O pré­sal foi a faísca final, pois foi entendido como um presente da natureza que nos transformaria numa grande Venezuela, onde os “royalties” podiam lubrificar um clientelismo político inaudito, inaugurando uma dinastia, e ademais parecia se materializar um mito fundador da nacionalidade, o de que a nossa natureza exuberante ia nos fazer ricos sem nenhum esforço.

A liderança política parece se embriagar nesse momento, e tudo se passa como se dois desafios fossem lançados. O primeiro, no lado da macroeconomia, era confrontar o “tripé”, tido como filho do Consenso de Washington, através da Nova Matriz. Vieram as “políticas anticíclicas” e outras esquisitices que foram ficando cada vez piores, especialmente no plano fiscal.

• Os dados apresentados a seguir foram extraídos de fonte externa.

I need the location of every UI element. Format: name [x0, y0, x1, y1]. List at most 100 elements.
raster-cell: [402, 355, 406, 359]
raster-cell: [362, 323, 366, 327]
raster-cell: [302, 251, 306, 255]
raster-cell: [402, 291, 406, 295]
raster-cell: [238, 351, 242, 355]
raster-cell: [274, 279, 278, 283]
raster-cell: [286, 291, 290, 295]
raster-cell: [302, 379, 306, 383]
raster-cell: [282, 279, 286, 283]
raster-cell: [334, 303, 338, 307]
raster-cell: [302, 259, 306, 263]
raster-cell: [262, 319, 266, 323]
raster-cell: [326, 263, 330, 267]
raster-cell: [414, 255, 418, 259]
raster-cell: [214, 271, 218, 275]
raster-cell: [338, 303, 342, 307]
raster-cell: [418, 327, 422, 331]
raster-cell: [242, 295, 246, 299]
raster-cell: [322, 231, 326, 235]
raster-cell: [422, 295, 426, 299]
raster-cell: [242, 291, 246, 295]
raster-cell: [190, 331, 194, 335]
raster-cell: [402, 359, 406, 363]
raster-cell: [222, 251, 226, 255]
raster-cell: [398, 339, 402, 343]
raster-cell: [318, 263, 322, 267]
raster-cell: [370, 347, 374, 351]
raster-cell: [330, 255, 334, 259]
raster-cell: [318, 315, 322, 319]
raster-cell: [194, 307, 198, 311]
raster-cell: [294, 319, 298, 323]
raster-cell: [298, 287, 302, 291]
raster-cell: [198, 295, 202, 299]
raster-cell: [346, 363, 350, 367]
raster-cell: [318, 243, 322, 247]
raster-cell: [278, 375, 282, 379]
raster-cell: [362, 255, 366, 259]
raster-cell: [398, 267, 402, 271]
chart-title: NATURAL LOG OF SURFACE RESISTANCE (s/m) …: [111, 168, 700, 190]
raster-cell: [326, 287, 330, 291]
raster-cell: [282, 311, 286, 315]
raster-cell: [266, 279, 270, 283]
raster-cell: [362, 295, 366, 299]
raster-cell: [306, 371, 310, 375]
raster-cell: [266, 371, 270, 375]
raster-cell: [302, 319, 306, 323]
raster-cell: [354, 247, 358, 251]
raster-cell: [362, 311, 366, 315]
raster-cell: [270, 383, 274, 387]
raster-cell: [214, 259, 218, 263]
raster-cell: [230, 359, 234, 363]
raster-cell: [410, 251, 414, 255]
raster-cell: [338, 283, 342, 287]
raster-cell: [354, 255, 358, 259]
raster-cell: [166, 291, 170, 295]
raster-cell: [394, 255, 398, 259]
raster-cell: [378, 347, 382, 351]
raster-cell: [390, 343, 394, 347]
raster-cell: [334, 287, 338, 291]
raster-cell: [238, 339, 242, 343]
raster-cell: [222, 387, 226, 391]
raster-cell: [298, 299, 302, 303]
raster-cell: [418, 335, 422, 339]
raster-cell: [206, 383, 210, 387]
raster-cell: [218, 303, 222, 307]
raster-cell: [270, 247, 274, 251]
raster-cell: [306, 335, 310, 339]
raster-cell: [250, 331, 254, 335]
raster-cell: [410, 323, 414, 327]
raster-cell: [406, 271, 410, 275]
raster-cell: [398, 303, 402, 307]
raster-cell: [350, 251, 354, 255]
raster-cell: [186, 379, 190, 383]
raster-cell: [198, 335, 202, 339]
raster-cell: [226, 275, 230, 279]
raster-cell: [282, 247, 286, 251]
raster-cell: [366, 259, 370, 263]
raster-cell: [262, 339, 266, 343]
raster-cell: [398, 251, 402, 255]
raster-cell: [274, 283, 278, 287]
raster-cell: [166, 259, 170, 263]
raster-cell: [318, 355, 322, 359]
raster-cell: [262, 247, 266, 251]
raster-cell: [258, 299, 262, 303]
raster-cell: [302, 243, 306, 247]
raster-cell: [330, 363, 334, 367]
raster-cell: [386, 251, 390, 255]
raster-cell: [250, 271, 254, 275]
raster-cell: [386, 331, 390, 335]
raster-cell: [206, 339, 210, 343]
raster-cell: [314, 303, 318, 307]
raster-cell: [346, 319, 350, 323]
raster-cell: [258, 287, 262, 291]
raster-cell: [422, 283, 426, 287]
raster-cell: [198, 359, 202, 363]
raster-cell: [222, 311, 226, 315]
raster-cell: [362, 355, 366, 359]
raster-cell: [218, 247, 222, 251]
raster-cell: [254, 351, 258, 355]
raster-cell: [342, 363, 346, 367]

O segundo era o de confrontar a agenda de “ambiente de negócios”, também originária de Washington (esta Banco Mundial), e iniciar um novo modelo de relacionamento entre o público e o privado que, em retrospecto, pode ser descrito como o “capitalismo de capangas” (“crony capitalism”, em inglês) já amplamente estudado em outros países, notadamente entre os Brics. Nada de competição e mercados, mas de acordos e conchavos, políticas seletivas e definição de campeões e empresas amigas do poder.

Tínhamos aí, portanto, um ataque macro e outro micro aos pressupostos internacionalmente aceitos da boa política econômica. O governo adota esse novo receituário talvez pela crença, nada impopular em 2008, que o capitalismo estava acabado, ou que deveríamos buscar um modelo alternativo, meio chinês, meio chavista, sem falar nas razões obscuras para estas opções.

O desempenho econômico do País, de lá para cá, é uma tragédia, macro e micro. Vale o registro que a desarrumação macro não se traduz na volta da hiperinflação porque instituições e defesas foram criadas a partir de 1994 para que a doença não retornasse. Entretanto, a Nova Matriz resultou em uma crise de hiperendividamento público, cuja solução vai requerer bastante criatividade das melhores cabeças da economia brasileira nos próximos anos.

A desarrumação micro teve uma consequência explosiva, adicional à estagnação da produtividade: a corrupção em larga escala. O capitalismo companheiro se irradia a partir de alguns focos principais, e passa a enfrentar a resistência das instituições próprias da democracia de mercado que somos. O primeiro confronto foi no Mensalão, o segundo, bem mais sério, no Petrolão.

Tenha­se claro: a corrupção é tanto maior quanto menor é o papel dos mercados, maior a arbitrariedade decisória do agente público e menor é a transparência. As condições para o avanço da doença se multiplicam com as novas posturas “cronistas” do governo, e não há acidente algum em que a Petrobrás tenha sido maior teatro de operações desse enredo.

A Petrobrás, pasmem, está perto da insolvência. Quem poderia imaginar? Em face das obrigações da legislação americana a empresa registrou em seu balanço de 2014, R$ 6,2 bilhões em pagamento de propina ao longo do período 2004­2014. Corrupção auditada, prova firme, e Dilma Rousseff foi presidente do Conselho de Administração de 2003 a 2011.

As ações disparadas contra a adoção do “capitalismo companheiro”, destacadamente a operação “Lava Jato”, são de importância essencial para afastar do País esta forma pervertida de relacionamento entre o público e o privado que o petismo quis implantar no país. Será fundamental que as investigações prossigam até onde a vilania se estender e também que as instituições se fortaleçam para prevenir a reincidência dessas práticas. Nesse sentido, são importantes as dez medidas propostas pelo Ministério Público, cujo foco é o processo
penal, mas também e principalmente o retorno das pautas reformistas no terreno microeconômico com o intuito de melhorar o ambiente de negócios e fortalecer a economia de mercado.

Impessoalidade, concorrência, transparência e meritocracia são valores essenciais de uma economia de mercado sadia que queremos e podemos ser. Trata­se aqui de uma pauta de crescimento limpo, e a limpeza aqui não é apenas no tocante ao meio ambiente.

Gustavo H. B. Franco é ex­presidente do Banco Central e sócio da Rio Bravo Investimentos.